Les Journées « île morte » en septembre décrétées par les élus pour protester contre la flambée de violences et de caillassages, le regain d’affrontement entre bandes rivales en novembre ayant entraîné le déploiement d’une dizaine de membres du RAID, depuis la dernière visite du ministre de l’Intérieur et des Outre-mer, la houle sévissant sur terre tranche avec la tranquillité du lagon. Est-ce à dire que rien n’est nouveau sous le soleil depuis l’embrasement de Kawéni en août dernier, survenu alors à quelques jours de la visite de Gérald Darmanin et du ministre délégué des Outre-mer, Jean-François Carenco ? Selon Bacar Attoumani, secrétaire départemental d’Alliance Police 976, des avancées se sont bel et bien concrétisées.
Du matériel et des hommes
Parmi elles, détaille le syndicaliste, « la réception et le déploiement de drones pour le renseignement lors des violences urbaines, la formation d’une dizaine de policiers pour l’utilisation d’armes intermédiaires de longue portée afin de procéder à la neutralisation et l’interpellation des meneurs lors des troubles urbains ». Le déploiement du RAID, constate-t-il, « a sensiblement diminué le nombre de blessés du côté des forces de l’ordre, la fréquence des troubles à l’ordre public, les barrages routiers tout en augmentant les interpellations d’individus dangereux avec plus de sérénité ». S’y ajoutent également « la convention établie avec un médecin statutaire pour examiner les policiers en cas de blessures en service » ainsi que « la venue de jeunes mahorais expérimentés via le dispositif de l’article 25 relatif à la nécessité de service ».

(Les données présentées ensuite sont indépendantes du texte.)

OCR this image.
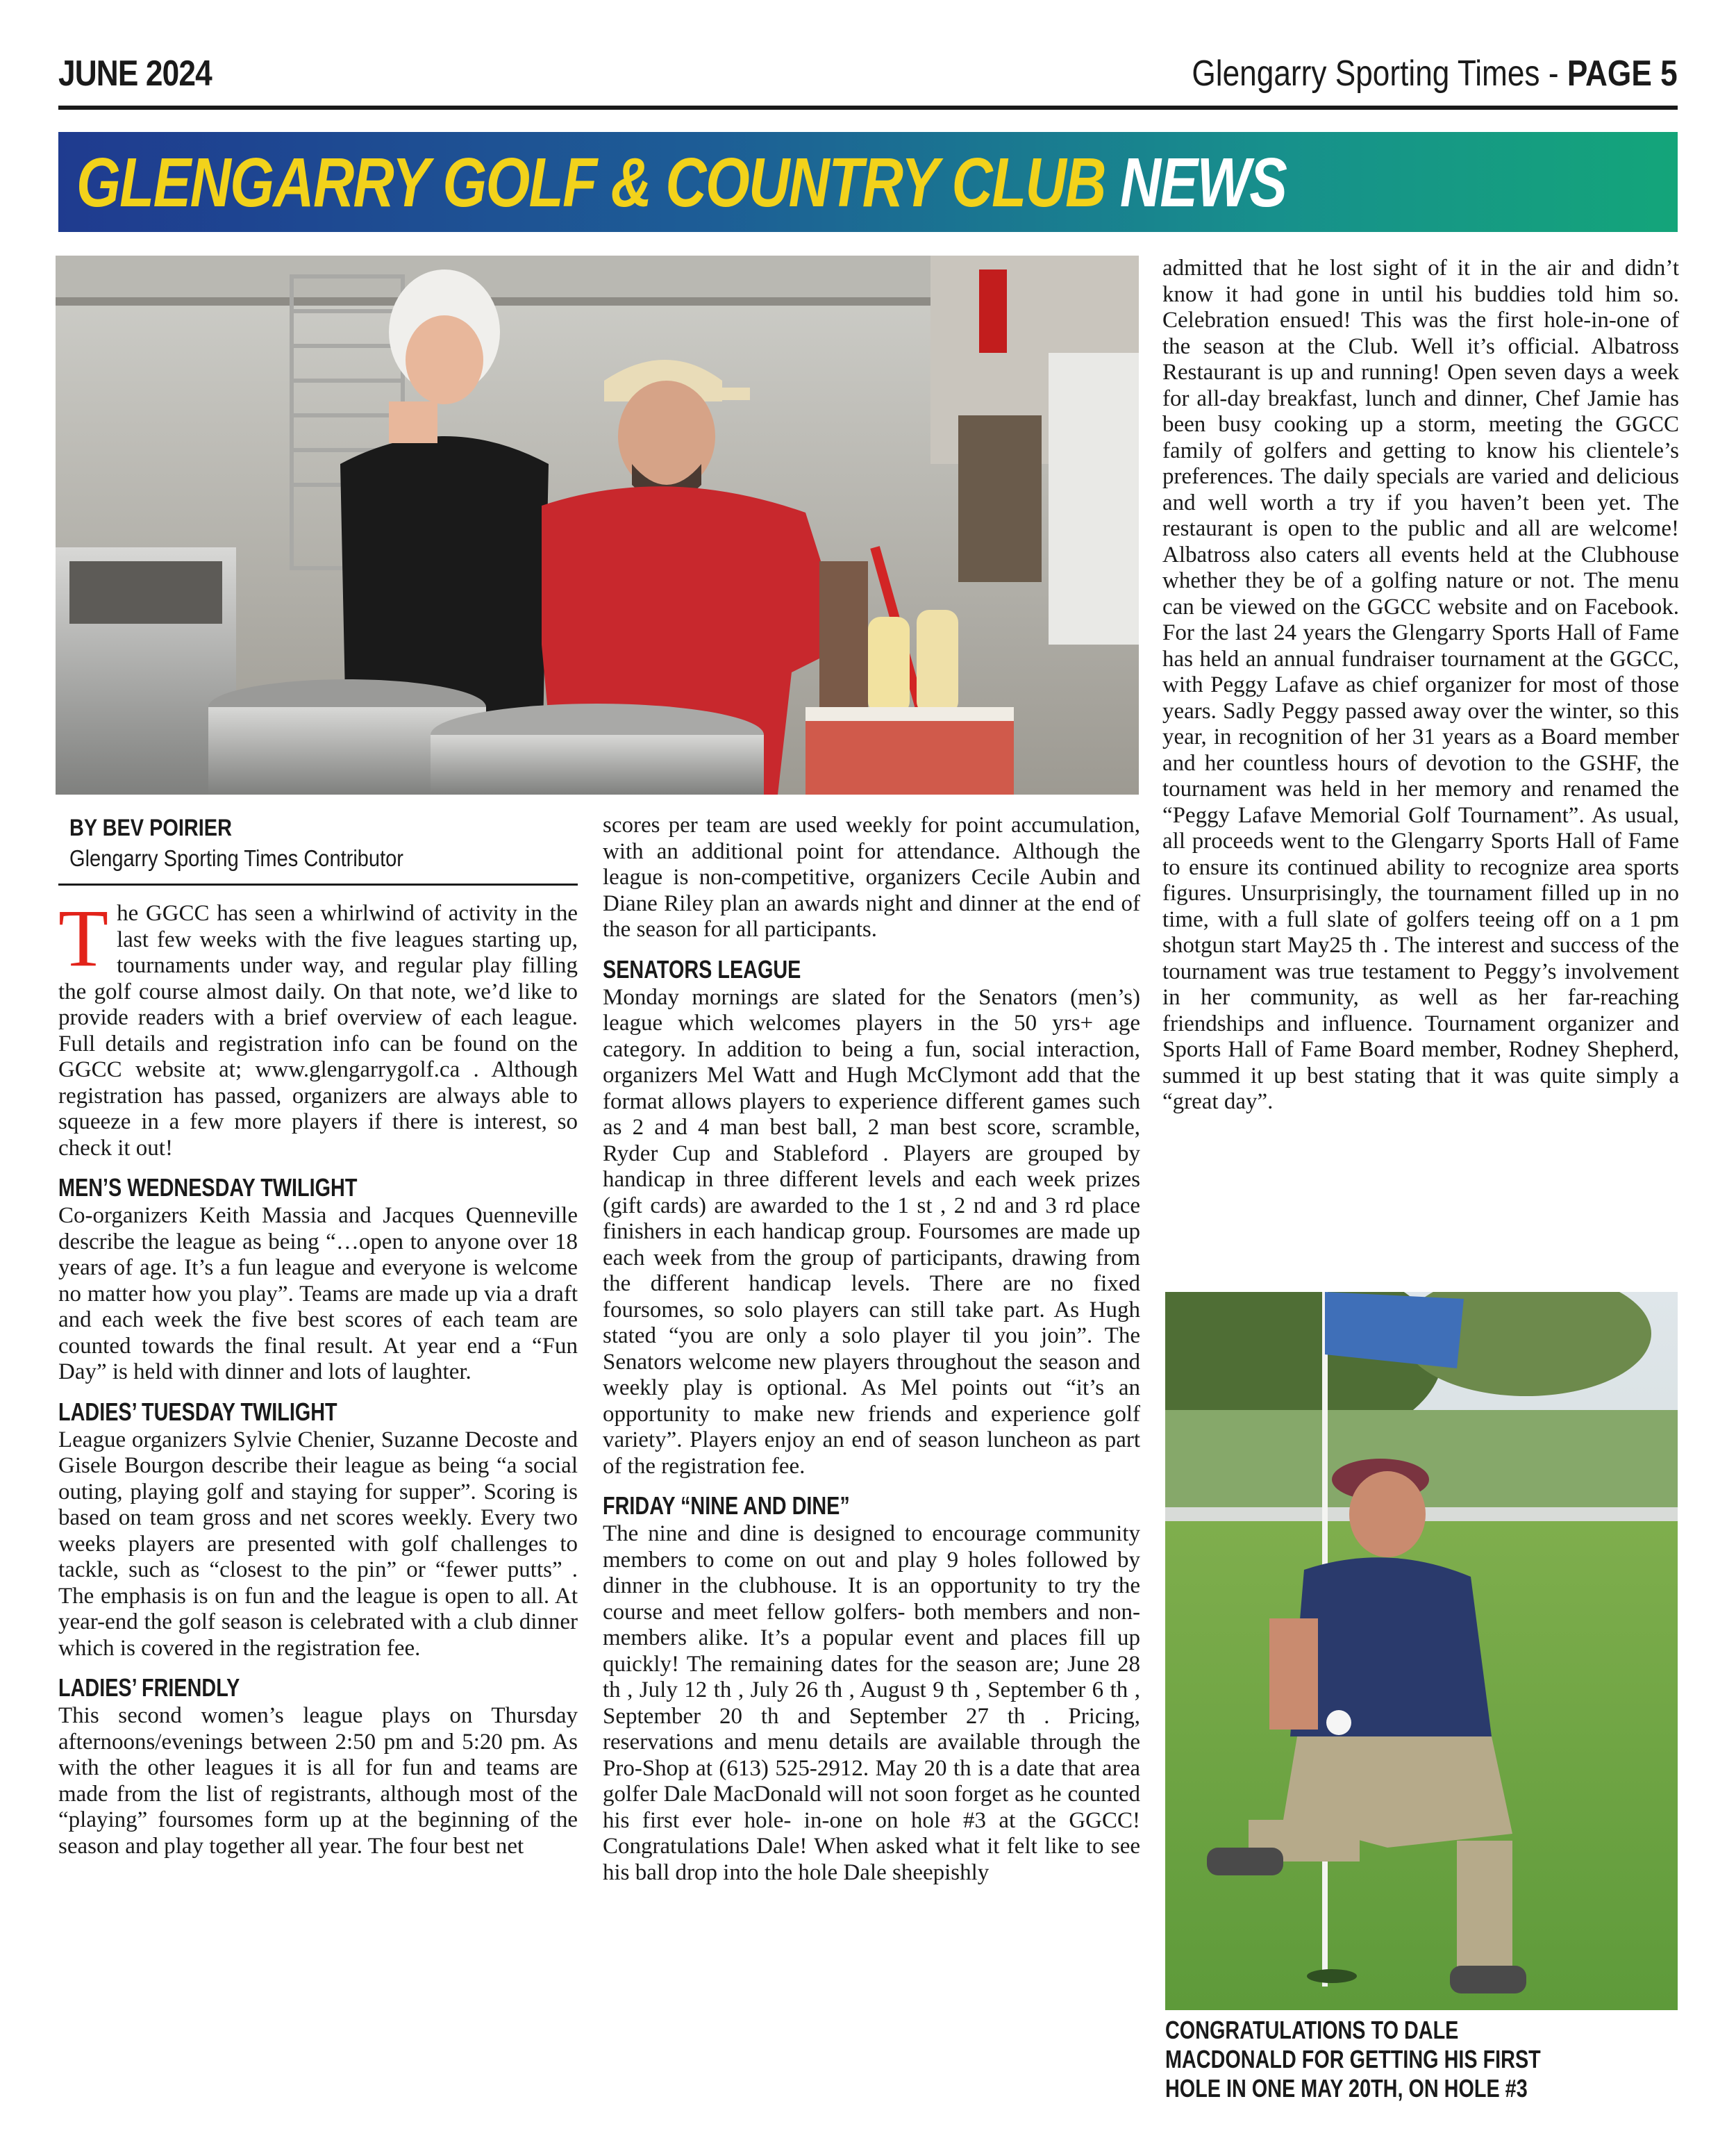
JUNE 2024	Glengarry Sporting Times - PAGE 5
GLENGARRY GOLF & COUNTRY CLUB NEWS
BY BEV POIRIER
Glengarry Sporting Times Contributor

The GGCC has seen a whirlwind of activity in the last few weeks with the five leagues starting up, tournaments under way, and regular play filling the golf course almost daily. On that note, we’d like to provide readers with a brief overview of each league. Full details and registration info can be found on the GGCC website at; www.glengarrygolf.ca . Although registration has passed, organizers are always able to squeeze in a few more players if there is interest, so check it out!

MEN’S WEDNESDAY TWILIGHT

Co-organizers Keith Massia and Jacques Quenneville describe the league as being “…open to anyone over 18 years of age. It’s a fun league and everyone is welcome no matter how you play”. Teams are made up via a draft and each week the five best scores of each team are counted towards the final result. At year end a “Fun Day” is held with dinner and lots of laughter.

LADIES’ TUESDAY TWILIGHT

League organizers Sylvie Chenier, Suzanne Decoste and Gisele Bourgon describe their league as being “a social outing, playing golf and staying for supper”. Scoring is based on team gross and net scores weekly. Every two weeks players are presented with golf challenges to tackle, such as “closest to the pin” or “fewer putts” . The emphasis is on fun and the league is open to all. At year-end the golf season is celebrated with a club dinner which is covered in the registration fee.

LADIES’ FRIENDLY

This second women’s league plays on Thursday afternoons/evenings between 2:50 pm and 5:20 pm. As with the other leagues it is all for fun and teams are made from the list of registrants, although most of the “playing” foursomes form up at the beginning of the season and play together all year. The four best net

scores per team are used weekly for point accumulation, with an additional point for attendance. Although the league is non-competitive, organizers Cecile Aubin and Diane Riley plan an awards night and dinner at the end of the season for all participants.

SENATORS LEAGUE

Monday mornings are slated for the Senators (men’s) league which welcomes players in the 50 yrs+ age category. In addition to being a fun, social interaction, organizers Mel Watt and Hugh McClymont add that the format allows players to experience different games such as 2 and 4 man best ball, 2 man best score, scramble, Ryder Cup and Stableford . Players are grouped by handicap in three different levels and each week prizes (gift cards) are awarded to the 1 st , 2 nd and 3 rd place finishers in each handicap group. Foursomes are made up each week from the group of participants, drawing from the different handicap levels. There are no fixed foursomes, so solo players can still take part. As Hugh stated “you are only a solo player til you join”. The Senators welcome new players throughout the season and weekly play is optional. As Mel points out “it’s an opportunity to make new friends and experience golf variety”. Players enjoy an end of season luncheon as part of the registration fee.

FRIDAY “NINE AND DINE”

The nine and dine is designed to encourage community members to come on out and play 9 holes followed by dinner in the clubhouse. It is an opportunity to try the course and meet fellow golfers- both members and non-members alike. It’s a popular event and places fill up quickly! The remaining dates for the season are; June 28 th , July 12 th , July 26 th , August 9 th , September 6 th , September 20 th and September 27 th . Pricing, reservations and menu details are available through the Pro-Shop at (613) 525-2912. May 20 th is a date that area golfer Dale MacDonald will not soon forget as he counted his first ever hole- in-one on hole #3 at the GGCC! Congratulations Dale! When asked what it felt like to see his ball drop into the hole Dale sheepishly

admitted that he lost sight of it in the air and didn’t know it had gone in until his buddies told him so. Celebration ensued! This was the first hole-in-one of the season at the Club. Well it’s official. Albatross Restaurant is up and running! Open seven days a week for all-day breakfast, lunch and dinner, Chef Jamie has been busy cooking up a storm, meeting the GGCC family of golfers and getting to know his clientele’s preferences. The daily specials are varied and delicious and well worth a try if you haven’t been yet. The restaurant is open to the public and all are welcome! Albatross also caters all events held at the Clubhouse whether they be of a golfing nature or not. The menu can be viewed on the GGCC website and on Facebook. For the last 24 years the Glengarry Sports Hall of Fame has held an annual fundraiser tournament at the GGCC, with Peggy Lafave as chief organizer for most of those years. Sadly Peggy passed away over the winter, so this year, in recognition of her 31 years as a Board member and her countless hours of devotion to the GSHF, the tournament was held in her memory and renamed the “Peggy Lafave Memorial Golf Tournament”. As usual, all proceeds went to the Glengarry Sports Hall of Fame to ensure its continued ability to recognize area sports figures. Unsurprisingly, the tournament filled up in no time, with a full slate of golfers teeing off on a 1 pm shotgun start May25 th . The interest and success of the tournament was true testament to Peggy’s involvement in her community, as well as her far-reaching friendships and influence. Tournament organizer and Sports Hall of Fame Board member, Rodney Shepherd, summed it up best stating that it was quite simply a “great day”.

CONGRATULATIONS TO DALE MACDONALD FOR GETTING HIS FIRST HOLE IN ONE MAY 20TH, ON HOLE #3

Ces policiers d’expérience, avec une dizaine d’années de service en métropole, permettra d’insuffler une nouvelle dynamique ne serait-ce qu’au regard de la moyenne d’âge des effectifs actuels « entre 40 et 43 ans ». Au-delà de ce rajeunissement, la venue de ces policiers s’inscrit dans une réflexion sur « la viabilité du système à long terme sans cadre mahorais ». « Sans communautarisme aucun, il s’agit d’anticiper sur la police de demain et Alliance Police nationale souhaite rencontrer le ministre de l’Intérieur et des Outre-mer afin d’évoquer ce sujet avec lui », fait savoir Bacar Attoumani.
L’attractivité de l’île au lagon se pose aussi pour les policiers
Former ainsi que faire revenir des policiers dans le 101e département pose la question de l’attractivité du territoire. Pour le secrétaire départemental d’Alliance Police 976, c’est là que le bât blesse, incontestablement. « L’épanouissement des policiers à Mayotte est un enjeu aussi pour la sécurité des Mahorais », note-t-il. « Or comment les attirer ici avec leur famille quand il y a autant de difficulté à se loger, à scolariser les enfants ou encore à assurer les besoins primaires avec des coupures d’eau à répétition », s’interroge le syndicaliste. Sans oublier, « les problèmes de paye notamment en ce qui concerne les attestations de blessures en service ». Déjà en août, il s’agissait d’une doléance exposée puisque « la lenteur crée de la frustration car pendant ce temps-là les agents ne perçoivent pas leur pension ». Se pose également le sujet « de l’offre culturelle, des possibilités de loisirs pour décompresser et remobiliser le moral », souligne-t-il.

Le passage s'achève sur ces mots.